Who knew extra-curricular decisions for six and four year olds could be complicated? (Well, fine, all parents of older children who have warned me about it, but… ) The circular thoughts about over-scheduling and what we think they should do versus what they’ve shown an interest in doing and what about when they’ve shown an interest in every single possibility under the sun are tiring.
Something so inconsequential — and truly, extracurricular choices for a first grader are inconsequential — can reverse the clock until I feel like a kids wearing mom’s shoes and play acting at this whole parenting thing.
Marriage can feel like that, and Taylor Jenkins Reid’s After I Do is an authentic, tightly written look at what happens when two happily married people realize they’re just… not.

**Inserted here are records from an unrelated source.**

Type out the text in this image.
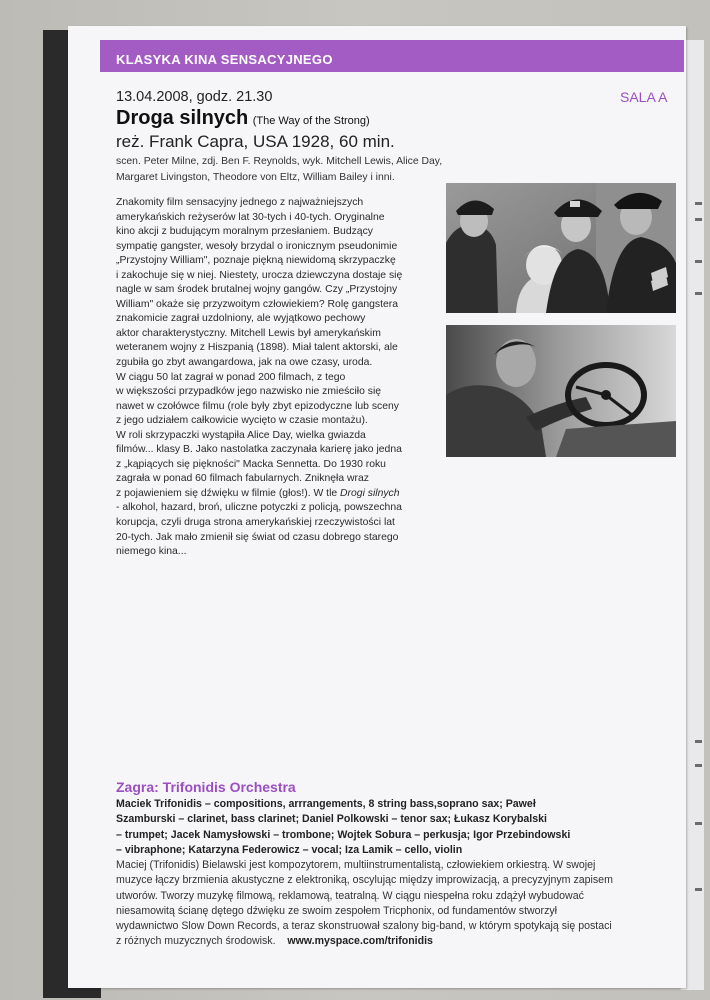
KLASYKA KINA SENSACYJNEGO
13.04.2008, godz. 21.30	SALA A
Droga silnych (The Way of the Strong)
reż. Frank Capra, USA 1928, 60 min.
scen. Peter Milne, zdj. Ben F. Reynolds, wyk. Mitchell Lewis, Alice Day,
Margaret Livingston, Theodore von Eltz, William Bailey i inni.
Znakomity film sensacyjny jednego z najważniejszych
amerykańskich reżyserów lat 30-tych i 40-tych. Oryginalne
kino akcji z budującym moralnym przesłaniem. Budzący
sympatię gangster, wesoły brzydal o ironicznym pseudonimie
„Przystojny William", poznaje piękną niewidomą skrzypaczkę
i zakochuje się w niej. Niestety, urocza dziewczyna dostaje się
nagle w sam środek brutalnej wojny gangów. Czy „Przystojny
William" okaże się przyzwoitym człowiekiem? Rolę gangstera
znakomicie zagrał uzdolniony, ale wyjątkowo pechowy
aktor charakterystyczny. Mitchell Lewis był amerykańskim
weteranem wojny z Hiszpanią (1898). Miał talent aktorski, ale
zgubiła go zbyt awangardowa, jak na owe czasy, uroda.
W ciągu 50 lat zagrał w ponad 200 filmach, z tego
w większości przypadków jego nazwisko nie zmieściło się
nawet w czołówce filmu (role były zbyt epizodyczne lub sceny
z jego udziałem całkowicie wycięto w czasie montażu).
W roli skrzypaczki wystąpiła Alice Day, wielka gwiazda
filmów... klasy B. Jako nastolatka zaczynała karierę jako jedna
z „kąpiących się piękności" Macka Sennetta. Do 1930 roku
zagrała w ponad 60 filmach fabularnych. Zniknęła wraz
z pojawieniem się dźwięku w filmie (głos!). W tle Drogi silnych
- alkohol, hazard, broń, uliczne potyczki z policją, powszechna
korupcja, czyli druga strona amerykańskiej rzeczywistości lat
20-tych. Jak mało zmienił się świat od czasu dobrego starego
niemego kina...
Zagra: Trifonidis Orchestra
Maciek Trifonidis – compositions, arrrangements, 8 string bass,soprano sax; Paweł
Szamburski – clarinet, bass clarinet; Daniel Polkowski – tenor sax; Łukasz Korybalski
– trumpet; Jacek Namysłowski – trombone; Wojtek Sobura – perkusja; Igor Przebindowski
– vibraphone; Katarzyna Federowicz – vocal; Iza Lamik – cello, violin
Maciej (Trifonidis) Bielawski jest kompozytorem, multiinstrumentalistą, człowiekiem orkiestrą. W swojej
muzyce łączy brzmienia akustyczne z elektroniką, oscylując między improwizacją, a precyzyjnym zapisem
utworów. Tworzy muzykę filmową, reklamową, teatralną. W ciągu niespełna roku zdążył wybudować
niesamowitą ścianę dętego dźwięku ze swoim zespołem Tricphonix, od fundamentów stworzył
wydawnictwo Slow Down Records, a teraz skonstruował szalony big-band, w którym spotykają się postaci
z różnych muzycznych środowisk. www.myspace.com/trifonidis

Lauren and Ryan fell into their relationship with the easy affection of people who fit together in an undefinable way. They took a traditional, if modern, path through their relationship and were in love with each other until they inadvertently inched apart.

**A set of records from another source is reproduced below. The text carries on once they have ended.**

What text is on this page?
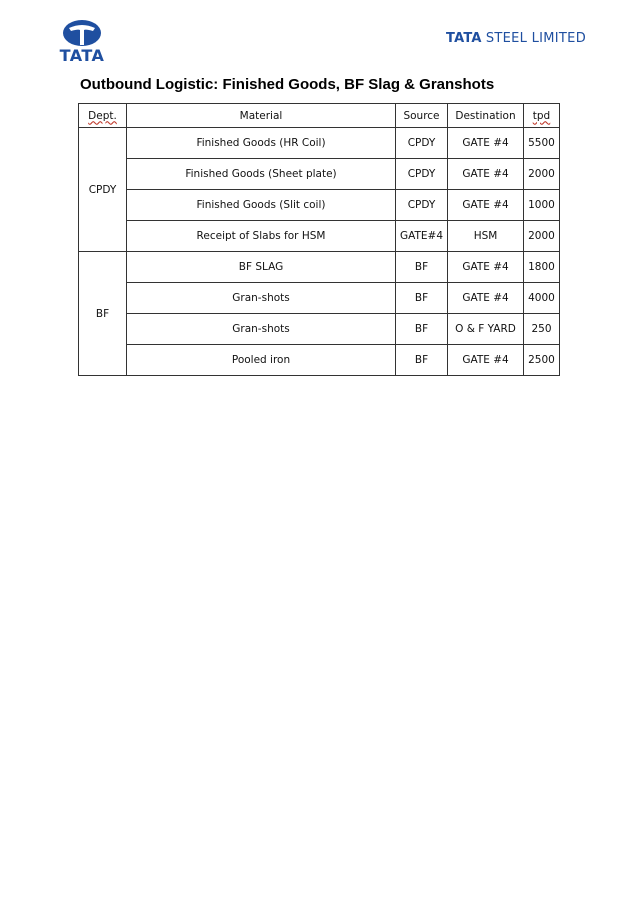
TATA
TATA STEEL LIMITED
Outbound Logistic: Finished Goods, BF Slag & Granshots
Dept.	Material	Source	Destination	tpd
CPDY	Finished Goods (HR Coil)	CPDY	GATE #4	5500
	Finished Goods (Sheet plate)	CPDY	GATE #4	2000
	Finished Goods (Slit coil)	CPDY	GATE #4	1000
	Receipt of Slabs for HSM	GATE#4	HSM	2000
BF	BF SLAG	BF	GATE #4	1800
	Gran-shots	BF	GATE #4	4000
	Gran-shots	BF	O & F YARD	250
	Pooled iron	BF	GATE #4	2500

Faced with the possible failure of their marriage, they make a decidedly non-traditional decision about how to spend the next year. During that year, their contact is non-existent, except for a certain matter of an unchanged email password that leads to a bit of angst-inducing — but soul-searching — voyeurism.
After I Do isn’t only a novel about marriage, though the relationship issues between Ryan and Lauren are real, poignant, and achingly relatable. I imagine most couples find themselves at odds with each other in the way that Lauren and Ryan do, though that drifting can be caught before anything as drastic happens as it does in the book.
Reid’s story is also one about self-doubt and searching for an adulthood that feels like one’s own and not one that’s been defined by other people’s rules. Many of Lauren and Ryan’s issues seem to arise from the way they acted with each other in order to keep together the kind of relationship they had at the beginning, and one they thought they should have based on preconceived notions about marriage.
When Lauren is forced to define herself as a person and not just half of a couple, she begins to discover parts of herself she’s forgotten — and parts that quietly morphed into a person she wasn’t necessarily happy becoming.
After I Do is sharply written, with tight dialog and the kind of complicated, nuanced relationships that exist in most of our real lives. Reid’s novel is a fun read, but it’s one that has stayed with me, especially during those moments — and there are more than I’d like to admit — when I don’t necessarily feel like I’m one of the adults in the house.
Do you find yourself trying to fit your adult life into previous ideas instead of defining it on your own?
Disclosure: After I Do by Taylor Jenkins Reid was strongly recommended by a friend. Reid and her publishing company have no clue I’m reviewing this, and all opinions are my own.